Canadian politics does not exist in a vacuum. Foreign influences have fueled the growth and normalization of Islamophobia. The deterioration of political discourse in the neighboring United States, like most societal trends there, has impacted Canada. This is the unavoidable consequence of sharing a border with a country that has a population ten times bigger than yours — and is also the world’s cultural hegemonic power. In French-speaking Quebec, France also has a similar influence. The influence of both these countries — specifically their ascendant right-wing populism — soon became apparent in the case of the Quebec mosque shooting.

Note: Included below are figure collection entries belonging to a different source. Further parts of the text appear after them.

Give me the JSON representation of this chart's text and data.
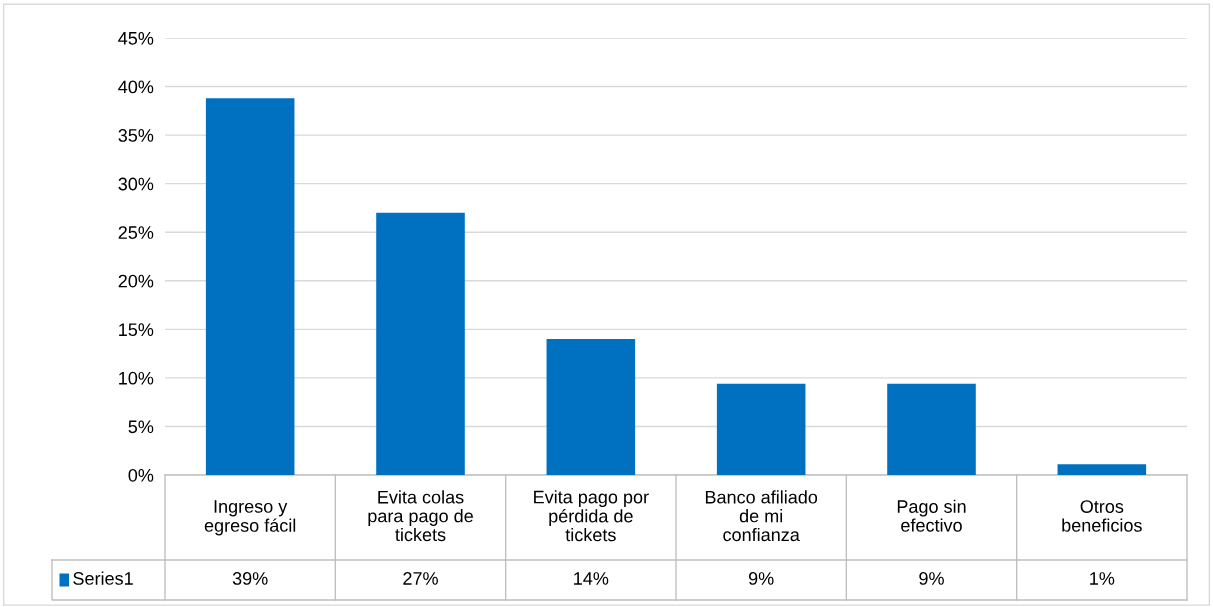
{
  "chart_data": {
    "type": "bar",
    "categories": [
      "Ingreso y\negreso fácil",
      "Evita colas\npara pago de\ntickets",
      "Evita pago por\npérdida de\ntickets",
      "Banco afiliado\nde mi\nconfianza",
      "Pago sin\nefectivo",
      "Otros\nbeneficios"
    ],
    "series": [
      {
        "name": "Series1",
        "color": "#0070c0",
        "values": [
          38.8,
          27.0,
          14.0,
          9.4,
          9.4,
          1.1
        ],
        "value_labels": [
          "39%",
          "27%",
          "14%",
          "9%",
          "9%",
          "1%"
        ]
      }
    ],
    "ylim": [
      0,
      45
    ],
    "yticks": [
      {
        "value": 0,
        "label": "0%"
      },
      {
        "value": 5,
        "label": "5%"
      },
      {
        "value": 10,
        "label": "10%"
      },
      {
        "value": 15,
        "label": "15%"
      },
      {
        "value": 20,
        "label": "20%"
      },
      {
        "value": 25,
        "label": "25%"
      },
      {
        "value": 30,
        "label": "30%"
      },
      {
        "value": 35,
        "label": "35%"
      },
      {
        "value": 40,
        "label": "40%"
      },
      {
        "value": 45,
        "label": "45%"
      }
    ],
    "grid": "y",
    "legend": "bottom"
  }
}
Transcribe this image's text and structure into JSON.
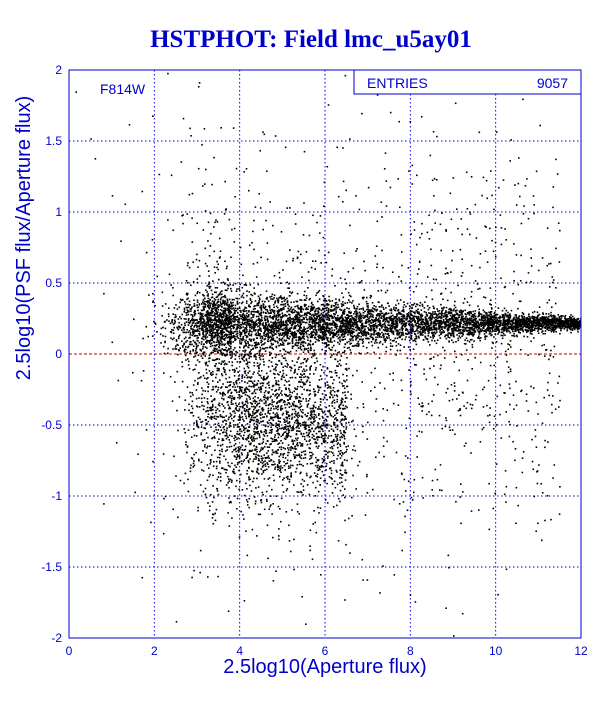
{
  "chart_data": {
    "type": "scatter",
    "title": "HSTPHOT: Field lmc_u5ay01",
    "xlabel": "2.5log10(Aperture flux)",
    "ylabel": "2.5log10(PSF flux/Aperture flux)",
    "xlim": [
      0,
      12
    ],
    "ylim": [
      -2,
      2
    ],
    "x_ticks": [
      "0",
      "2",
      "4",
      "6",
      "8",
      "10",
      "12"
    ],
    "y_ticks": [
      "-2",
      "-1.5",
      "-1",
      "-0.5",
      "0",
      "0.5",
      "1",
      "1.5",
      "2"
    ],
    "grid": true,
    "annotation": "F814W",
    "stats": {
      "label": "ENTRIES",
      "value": "9057"
    },
    "reference_line": {
      "y": 0,
      "color": "#cc0000",
      "style": "dashed"
    },
    "marker_color": "#000000",
    "accent_color": "#0000cc",
    "series": [
      {
        "outliers": [
          [
            0.15,
            1.85
          ],
          [
            0.6,
            1.38
          ],
          [
            1.0,
            1.12
          ],
          [
            1.3,
            1.06
          ],
          [
            1.4,
            1.62
          ],
          [
            1.7,
            1.15
          ],
          [
            1.8,
            0.72
          ],
          [
            2.1,
            1.27
          ],
          [
            2.3,
            0.95
          ],
          [
            5.5,
            1.43
          ],
          [
            7.4,
            1.42
          ],
          [
            0.8,
            0.43
          ],
          [
            1.1,
            -0.62
          ],
          [
            1.6,
            -0.7
          ],
          [
            1.9,
            -1.18
          ],
          [
            2.2,
            -1.26
          ],
          [
            2.5,
            -1.88
          ],
          [
            3.8,
            -1.15
          ],
          [
            4.9,
            -1.3
          ],
          [
            6.3,
            -1.31
          ],
          [
            8.1,
            -1.74
          ],
          [
            9.0,
            -1.98
          ],
          [
            1.7,
            -1.57
          ],
          [
            0.8,
            -1.05
          ],
          [
            2.3,
            1.98
          ],
          [
            0.5,
            1.52
          ],
          [
            1.2,
            0.8
          ],
          [
            1.5,
            0.25
          ]
        ],
        "clusters": [
          {
            "xmin": 1.5,
            "xmax": 12,
            "y": 0.22,
            "spread_start": 0.14,
            "spread_end": 0.02,
            "x_peak": 3.8,
            "count": 5600
          },
          {
            "xmin": 2.8,
            "xmax": 6.5,
            "y": -0.45,
            "spread_start": 0.28,
            "spread_end": 0.28,
            "x_peak": 4.0,
            "count": 2000
          },
          {
            "xmin": 0.5,
            "xmax": 11.5,
            "y": 0.0,
            "spread_start": 0.7,
            "spread_end": 0.7,
            "x_peak": 3.5,
            "count": 1400
          }
        ]
      }
    ]
  }
}
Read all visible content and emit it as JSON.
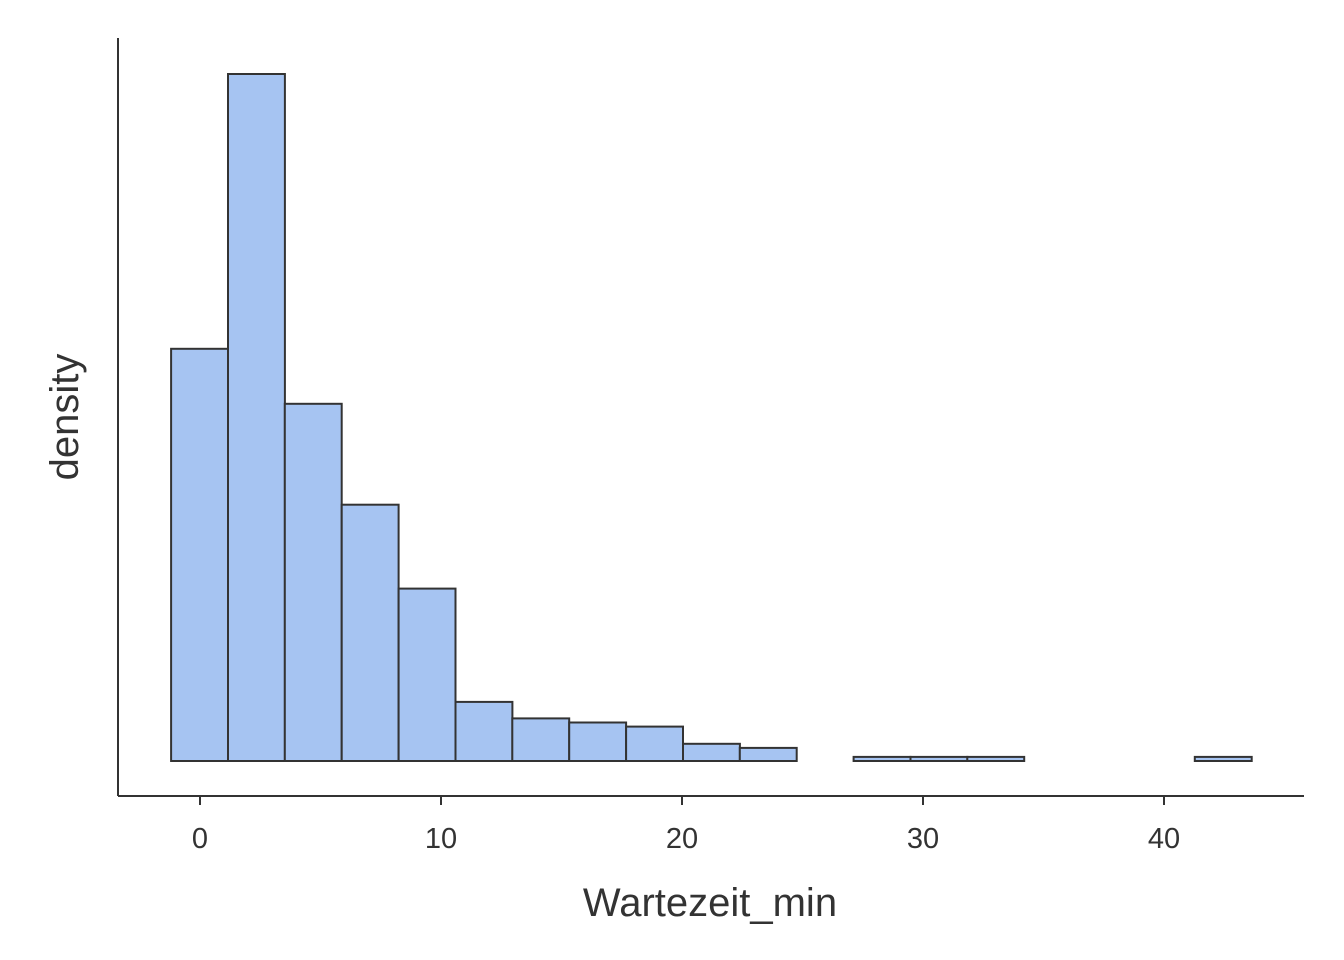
{
  "chart_data": {
    "type": "bar",
    "subtype": "histogram",
    "xlabel": "Wartezeit_min",
    "ylabel": "density",
    "xlim": [
      -3.5,
      45.5
    ],
    "x_ticks": [
      0,
      10,
      20,
      30,
      40
    ],
    "y_ticks_shown": false,
    "bin_width": 2.36,
    "bins": [
      {
        "x0": -1.2,
        "x1": 1.16,
        "value": 0.6
      },
      {
        "x0": 1.16,
        "x1": 3.52,
        "value": 1.0
      },
      {
        "x0": 3.52,
        "x1": 5.88,
        "value": 0.52
      },
      {
        "x0": 5.88,
        "x1": 8.24,
        "value": 0.373
      },
      {
        "x0": 8.24,
        "x1": 10.6,
        "value": 0.251
      },
      {
        "x0": 10.6,
        "x1": 12.96,
        "value": 0.086
      },
      {
        "x0": 12.96,
        "x1": 15.32,
        "value": 0.062
      },
      {
        "x0": 15.32,
        "x1": 17.68,
        "value": 0.056
      },
      {
        "x0": 17.68,
        "x1": 20.04,
        "value": 0.05
      },
      {
        "x0": 20.04,
        "x1": 22.4,
        "value": 0.025
      },
      {
        "x0": 22.4,
        "x1": 24.76,
        "value": 0.019
      },
      {
        "x0": 24.76,
        "x1": 27.12,
        "value": 0.0
      },
      {
        "x0": 27.12,
        "x1": 29.48,
        "value": 0.006
      },
      {
        "x0": 29.48,
        "x1": 31.84,
        "value": 0.006
      },
      {
        "x0": 31.84,
        "x1": 34.2,
        "value": 0.006
      },
      {
        "x0": 34.2,
        "x1": 36.56,
        "value": 0.0
      },
      {
        "x0": 36.56,
        "x1": 38.92,
        "value": 0.0
      },
      {
        "x0": 38.92,
        "x1": 41.28,
        "value": 0.0
      },
      {
        "x0": 41.28,
        "x1": 43.64,
        "value": 0.006
      }
    ],
    "colors": {
      "fill": "#a6c4f2",
      "outline": "#333333"
    },
    "grid": false,
    "legend": "none"
  }
}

The shooter was a vocal supporter of both US President Donald Trump and Marine Le Pen, leader of the France’s far-right Front national. The Globe and Mail reports he became active online as an anti-immigrant polemicist after Le Pen visited Quebec City in March.

On Monday, Conservative leadership hopeful, Micheal Chong, drew a direct line between divisive political rhetoric and the Quebec shooting. In a thinly-veiled denouncement of Donald Trump and his imitators like Leitch, Chong tweeted: “This mosque attack is no accident: It’s a direct result of demagogues and wannabe demagogues playing to fears and prejudices.”

In a society where fear of Muslims is widespread and many political leaders stoke and exploit this fear for political gain, it is not surprising that some unstable individuals will act violently against Muslim people.

Hopefully, the disgusting massacre in Quebec City will cause political leaders (and followers) to think twice before they stoop to the seemingly easy but potentially horribly costly tactic of fear-mongering about marginalized groups of people.

It is not enough to condemn this attack now. That’s easy. We must remain vigilant, and do our best to fight against Islamophobia and hate even when this crime has receded from the news cycle and become a distant memory. Let’s be clear: this is not a matter of being “politically correct.” It is not even a matter of being polite to our neighbors. It is a matter of life and death.